The edict itself may seem a bit ridiculous — and the threat of pulling highway funds heavy-handed — but this use of federal funds to induce local compliance is likely permissible under existing case law. Courts would be unlikely to find the amount of money at stake to be large enough to create problems under NFIB v. Sebelius, and I don’t believe the restrictions imposed by the Highway Beautification Act are stringent enough to raise significant First Amendment concerns.
UPDATE: Marc Scribner explains why the threat to Times Square’s billboards is not the fault of the Obama administration or Transportation Department bureaucrats. Rather, it “is a classic example of Congress passing stupid laws, ordering regulators to implement them stupidly, and then forgetting about them until unintended consequences spring up down the line.” Added irony: NYC’s current transportation commissioner, Polly Trottenberg, was Transportation undersecretary for policy when one of the statutory provisions that now poses a threat to Times Square was passed.

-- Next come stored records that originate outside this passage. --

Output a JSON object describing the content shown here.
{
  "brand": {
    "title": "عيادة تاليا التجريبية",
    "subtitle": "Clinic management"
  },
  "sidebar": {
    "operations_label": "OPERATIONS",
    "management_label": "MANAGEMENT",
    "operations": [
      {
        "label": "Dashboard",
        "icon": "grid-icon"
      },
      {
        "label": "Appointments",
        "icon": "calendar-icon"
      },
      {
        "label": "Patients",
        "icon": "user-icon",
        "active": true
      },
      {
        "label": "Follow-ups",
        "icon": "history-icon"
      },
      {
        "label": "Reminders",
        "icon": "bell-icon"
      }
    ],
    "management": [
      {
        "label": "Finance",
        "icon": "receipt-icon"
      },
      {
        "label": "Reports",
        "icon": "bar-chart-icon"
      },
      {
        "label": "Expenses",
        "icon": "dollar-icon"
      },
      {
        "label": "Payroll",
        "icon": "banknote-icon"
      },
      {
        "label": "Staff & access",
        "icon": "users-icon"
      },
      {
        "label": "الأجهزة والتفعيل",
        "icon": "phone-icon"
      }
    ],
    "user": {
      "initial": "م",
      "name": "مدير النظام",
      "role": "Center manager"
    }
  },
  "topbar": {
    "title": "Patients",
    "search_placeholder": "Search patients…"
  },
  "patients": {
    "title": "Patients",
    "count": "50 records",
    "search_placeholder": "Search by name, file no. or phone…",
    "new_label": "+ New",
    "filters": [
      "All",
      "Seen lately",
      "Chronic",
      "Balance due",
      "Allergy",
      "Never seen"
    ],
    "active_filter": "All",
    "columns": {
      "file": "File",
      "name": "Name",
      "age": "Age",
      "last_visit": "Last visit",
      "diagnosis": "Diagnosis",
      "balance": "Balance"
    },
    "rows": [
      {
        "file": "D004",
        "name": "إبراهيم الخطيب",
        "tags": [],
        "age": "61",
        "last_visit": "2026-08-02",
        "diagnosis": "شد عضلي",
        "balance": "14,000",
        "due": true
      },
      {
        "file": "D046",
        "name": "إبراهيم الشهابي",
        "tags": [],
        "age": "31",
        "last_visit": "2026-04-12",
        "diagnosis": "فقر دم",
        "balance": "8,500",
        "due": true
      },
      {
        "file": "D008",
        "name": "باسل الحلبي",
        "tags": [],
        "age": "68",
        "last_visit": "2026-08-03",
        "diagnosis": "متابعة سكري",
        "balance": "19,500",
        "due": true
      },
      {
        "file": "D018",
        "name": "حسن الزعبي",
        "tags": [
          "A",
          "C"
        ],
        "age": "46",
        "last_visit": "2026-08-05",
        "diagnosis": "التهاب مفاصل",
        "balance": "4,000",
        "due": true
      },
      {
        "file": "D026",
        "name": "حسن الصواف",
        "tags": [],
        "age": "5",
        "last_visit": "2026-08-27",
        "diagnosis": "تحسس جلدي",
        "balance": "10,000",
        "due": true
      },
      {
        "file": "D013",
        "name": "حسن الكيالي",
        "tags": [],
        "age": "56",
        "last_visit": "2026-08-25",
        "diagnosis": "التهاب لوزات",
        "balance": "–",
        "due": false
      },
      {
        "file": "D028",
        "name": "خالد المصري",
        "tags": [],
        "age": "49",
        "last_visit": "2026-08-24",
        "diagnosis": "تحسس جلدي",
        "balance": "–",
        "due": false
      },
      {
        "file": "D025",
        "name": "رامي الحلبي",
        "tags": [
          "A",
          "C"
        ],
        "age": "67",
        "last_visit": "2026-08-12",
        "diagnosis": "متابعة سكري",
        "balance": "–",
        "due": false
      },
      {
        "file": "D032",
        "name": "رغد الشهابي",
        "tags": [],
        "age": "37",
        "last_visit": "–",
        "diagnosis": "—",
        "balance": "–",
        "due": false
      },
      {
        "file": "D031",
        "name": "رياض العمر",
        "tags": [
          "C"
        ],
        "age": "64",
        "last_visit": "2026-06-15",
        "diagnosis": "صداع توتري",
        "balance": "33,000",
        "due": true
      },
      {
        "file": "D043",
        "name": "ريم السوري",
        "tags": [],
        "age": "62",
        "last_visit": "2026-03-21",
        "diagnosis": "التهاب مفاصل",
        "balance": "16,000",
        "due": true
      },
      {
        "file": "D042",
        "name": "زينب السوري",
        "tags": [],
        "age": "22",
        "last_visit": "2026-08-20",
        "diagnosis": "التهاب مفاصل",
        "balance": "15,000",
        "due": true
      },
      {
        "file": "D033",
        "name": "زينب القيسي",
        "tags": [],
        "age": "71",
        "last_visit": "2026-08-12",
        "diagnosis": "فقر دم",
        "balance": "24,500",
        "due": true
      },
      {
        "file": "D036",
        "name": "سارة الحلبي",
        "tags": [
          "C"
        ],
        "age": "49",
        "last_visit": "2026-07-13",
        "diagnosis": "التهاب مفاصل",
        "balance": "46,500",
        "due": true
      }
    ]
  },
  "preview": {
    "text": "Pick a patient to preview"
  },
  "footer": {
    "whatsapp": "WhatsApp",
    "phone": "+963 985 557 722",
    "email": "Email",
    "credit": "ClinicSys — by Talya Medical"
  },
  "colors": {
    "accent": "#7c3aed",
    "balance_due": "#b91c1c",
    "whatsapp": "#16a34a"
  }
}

SECOND UPDATE: The Federal Highway Administration (FHWA) has issued the following statement:
FHWA has been working with the New York State DOT and the New York City DOT for nearly a year to correct this unintentional consequence of extending the National Highway System (NHS). At no time has FHWA asked NYCDOT to remove the billboards from Times Square or threatened to withhold federal funds. FHWA and NYSDOT have discussed the possibility of removing the NHS designation from specific roadways, and FHWA stands ready to act if we receive that request from the state.